Wednesday, 17 December 2014
Mina Hashimoto and Kosuke Heki, Hokkaido University, Sapporo, Japan
We report the lunar gravity anomaly recovery using the GRAIL Level-1b and Level-2 data, downloaded from the PDS Geoscience Node at the Washington University. First, we used the GNV1b (satellite position data) and KBR1b (inter-satellite ranging data) files of the Level-1b data to estimate the surface mass distribution on the Moon following the method of Sugano and Heki (EPS 2004; GRL 2005). We confirmed that we could recover the gravity anomalies similar to the Level-2 data with spatial resolution of ~0.8 degrees using low altitude portions of the data.

Next, we downloaded the GRAIL Level-2 data set (spherical harmonics with degree/order complete to 660) together with the topography data by LRO laser altimetry, and tried to estimate the pin-point surface crustal density. First, we selected a certain square as large as ~60 km, and compared the gravity and topography values at grid points within the square. They are roughly proportional, and the slope provides information on the density of the material making the topography.

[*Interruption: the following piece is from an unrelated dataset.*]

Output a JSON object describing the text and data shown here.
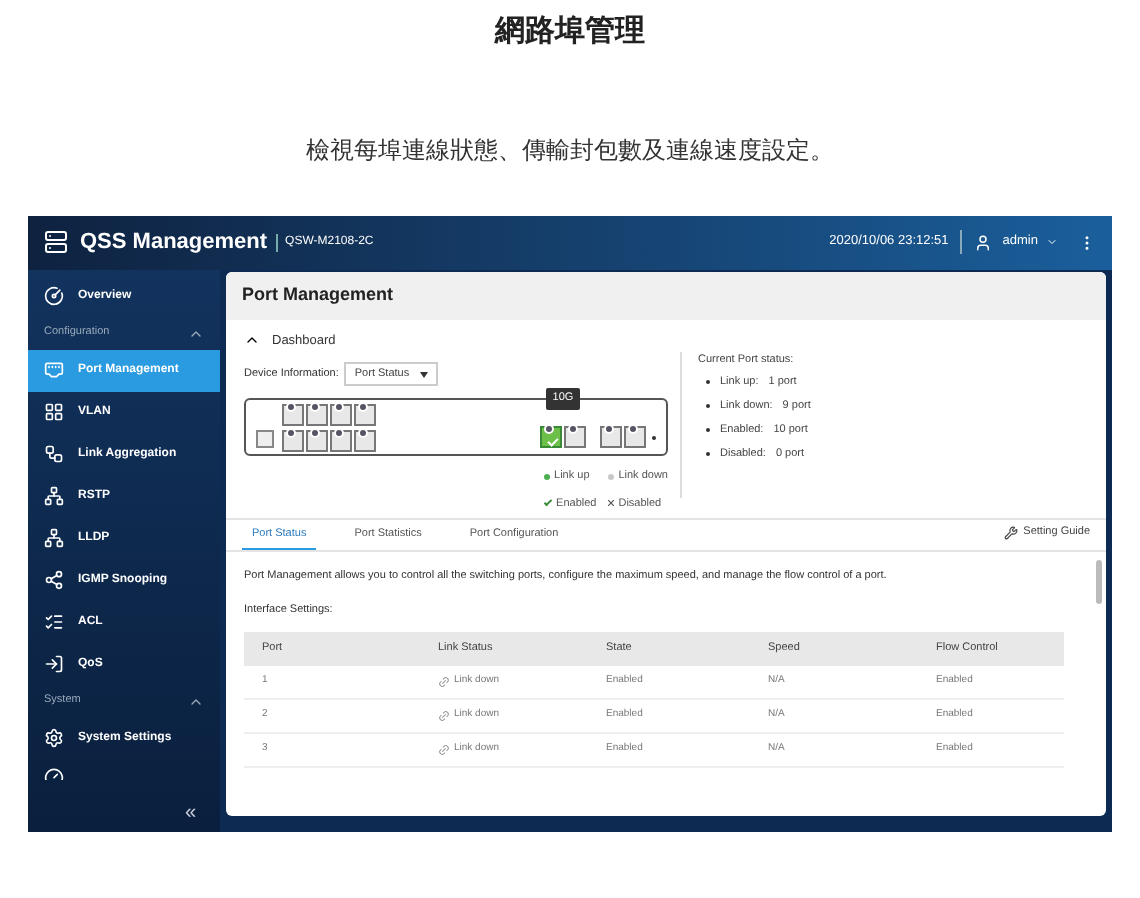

This method, however, causes apparent positive correlation between density and average topographic height of about 0.2 g/cm^3/km. We (wrongly) assume that the mass anomalies lie on the reference surface. Then, the mass above (below) the reference surface is interpreted heavier/lighter than its real density. We performed a-posteriori correction of the altitude-dependent errors in the estimated density.

We finally focus on a few positive gravity anomalies on the nearside (such as those close to the Copernicus crater) that are not associated with any topographic high. We will try to constrain the subsurface structure of the dense material responsible for the anomaly using both Level-1b and -2 data.